There are two primary paths pursued in the United States by would-be copywriters and art directors. They can attend one of the estimated 300 colleges or universities granting undergraduate and/or graduate degrees in specialties such as advertising, mass communications or integrated marketing. Among those widely acknowledged as leaders in the field: Michigan State University, Northwestern University, Southern Methodist University, Syracuse University, the University of Florida-Gainesville, the University of Georgia-Athens, the University of Tennessee-Knoxville, the University of Texas-Austin, the University of Wisconsin-Madison and Virginia Commonwealth University. (Department of full disclosure: I am a Northwestern alumnus, in journalism; the one advertising course I took was fascinating, I seem to recall.)

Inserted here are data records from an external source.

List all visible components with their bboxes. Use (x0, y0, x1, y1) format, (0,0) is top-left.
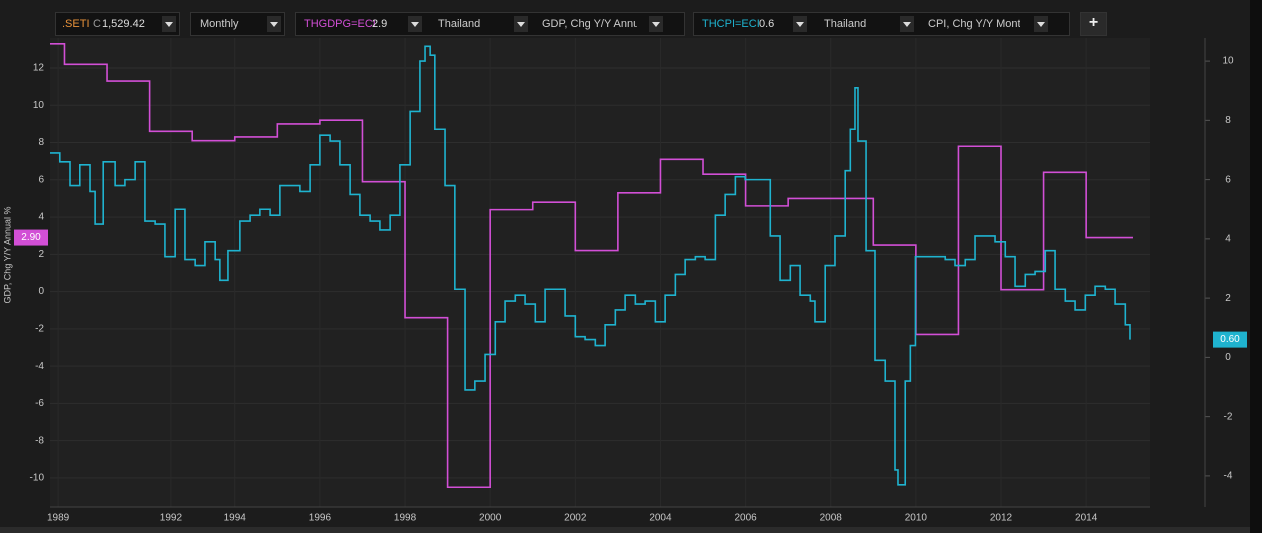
y2-tick-label: 4 (1225, 234, 1231, 245)
dropdown[interactable] (649, 16, 663, 32)
series2-value: 0.6 (759, 18, 775, 30)
x-tick-label: 1989 (47, 513, 70, 524)
last-value-label: 0.60 (1220, 334, 1240, 345)
plot-area (50, 38, 1150, 507)
y2-tick-label: 0 (1225, 352, 1231, 363)
dropdown[interactable] (1034, 16, 1048, 32)
x-tick-label: 2010 (905, 513, 928, 524)
x-tick-label: 2004 (649, 513, 672, 524)
last-value-label: 2.90 (21, 232, 41, 243)
y-tick-label: -6 (35, 398, 44, 409)
x-tick-label: 1994 (224, 513, 247, 524)
y-axis-label: GDP, Chg Y/Y Annual % (2, 206, 12, 303)
y-tick-label: 4 (38, 212, 44, 223)
interval: Monthly (200, 18, 239, 30)
interval-box[interactable]: Monthly (190, 12, 285, 36)
series-line (50, 42, 1133, 489)
price: 1,529.42 (102, 18, 145, 30)
y2-tick-label: 10 (1222, 56, 1234, 67)
dropdown[interactable] (514, 16, 528, 32)
scrollbar (0, 527, 1250, 533)
dropdown[interactable] (793, 16, 807, 32)
x-tick-label: 2014 (1075, 513, 1098, 524)
add-button-label: + (1088, 14, 1099, 31)
series2-ric: THCPI=ECI (702, 18, 760, 30)
y-tick-label: 0 (38, 286, 44, 297)
x-tick-label: 2002 (564, 513, 587, 524)
x-tick-label: 1998 (394, 513, 417, 524)
price-prefix: C (93, 18, 101, 30)
series1-box[interactable]: THGDPG=ECI 2.9 Thailand GDP, Chg Y/Y Ann… (295, 12, 685, 36)
y2-tick-label: 6 (1225, 174, 1231, 185)
y-tick-label: 6 (38, 174, 44, 185)
y-tick-label: 2 (38, 249, 44, 260)
x-tick-label: 2012 (990, 513, 1013, 524)
y-tick-label: -4 (35, 361, 44, 372)
add-button[interactable]: + (1080, 12, 1107, 36)
y2-tick-label: 8 (1225, 115, 1231, 126)
side-panel (1250, 0, 1262, 533)
dropdown[interactable] (162, 16, 176, 32)
y-tick-label: 8 (38, 137, 44, 148)
series1-country: Thailand (438, 18, 481, 30)
y2-tick-label: 2 (1225, 293, 1231, 304)
x-tick-label: 2008 (820, 513, 843, 524)
y-tick-label: -8 (35, 435, 44, 446)
last-value-box (1213, 331, 1247, 348)
last-value-box (14, 229, 48, 246)
y-tick-label: -10 (30, 473, 45, 484)
series2-country: Thailand (824, 18, 867, 30)
y2-tick-label: -2 (1224, 411, 1233, 422)
dropdown[interactable] (267, 16, 281, 32)
series1-field: GDP, Chg Y/Y Annu (542, 18, 637, 30)
dropdown[interactable] (900, 16, 914, 32)
x-tick-label: 2000 (479, 513, 502, 524)
x-tick-label: 1996 (309, 513, 332, 524)
instrument: .SETI (62, 18, 90, 30)
y-tick-label: 10 (33, 100, 45, 111)
x-tick-label: 2006 (734, 513, 757, 524)
y-tick-label: 12 (33, 63, 45, 74)
series1-ric: THGDPG=ECI (304, 18, 376, 30)
series2-box[interactable]: THCPI=ECI 0.6 Thailand CPI, Chg Y/Y Mont… (693, 12, 1070, 36)
dropdown[interactable] (408, 16, 422, 32)
series-line (50, 45, 1131, 486)
series2-field: CPI, Chg Y/Y Month (928, 18, 1020, 30)
instrument-box[interactable]: .SETI C 1,529.42 (55, 12, 180, 36)
series1-value: 2.9 (372, 18, 388, 30)
x-tick-label: 1992 (160, 513, 183, 524)
y-tick-label: -2 (35, 324, 44, 335)
y2-tick-label: -4 (1224, 471, 1233, 482)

Is anyone smart out there on the first path? Well, when Nokia tested a "New U" programme to find creative minds at the university level, two spots created by students in the pilot effort at the University of Missouri-Columbia became national commercials produced by the Nokia agency, the Richards Group. And the winners of the top honours at the 2001/2002 Richmond (Virginia) Show were two first-year students from Virginia Commonwealth's Adcenter.

However, the first path requires the potential Bernbach, Burnett, Clow or Krone to be fairly certain, fairly early in life of a career course.

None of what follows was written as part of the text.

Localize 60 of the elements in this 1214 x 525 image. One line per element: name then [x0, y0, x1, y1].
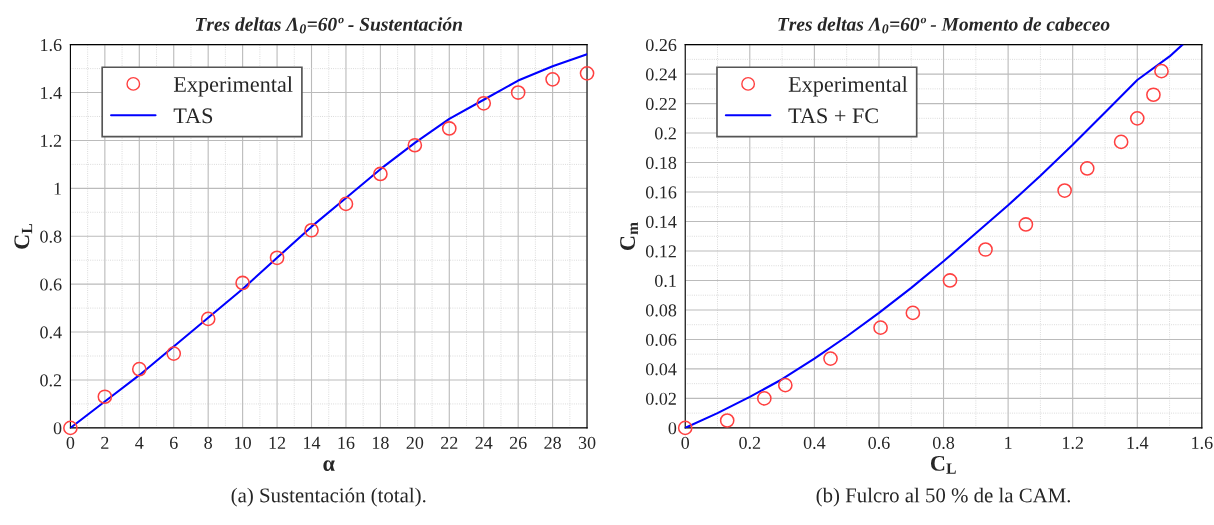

If you're creative, can you really decide anything of consequence so soon?

Thus there's the second path, going on as a post-graduate after getting a liberal arts degree to take courses at what are known as portfolio centres from industry pros who teach there part-time.

"They're what I call finishing schools," Mary Warlick, the executive director of the prestigious One Club for Art and Copy in New York, the proprietor of the One Show, says. "Through them, the students meet people, learn to network, learn how to look for jobs and tune up their books."

Among the more esteemed portfolio schools are: the Academy of Art College, the Art Center College of Design (aka Pasadena Art Center), Creative Circus, the Miami Ad School, the Portfolio Center and the School of Visual Arts.

"It's inspiring, what all these kids do," Gerry Rubin, the chief executive of Rubin Postaer & Associates, the American Honda Motor agency, says.

He and his partner, Larry Postaer, the executive vice-president, started a four-year, $225,000 scholarship for minority students at the Pasadena Art Center. $225,000? That would buy a lot of Hondas.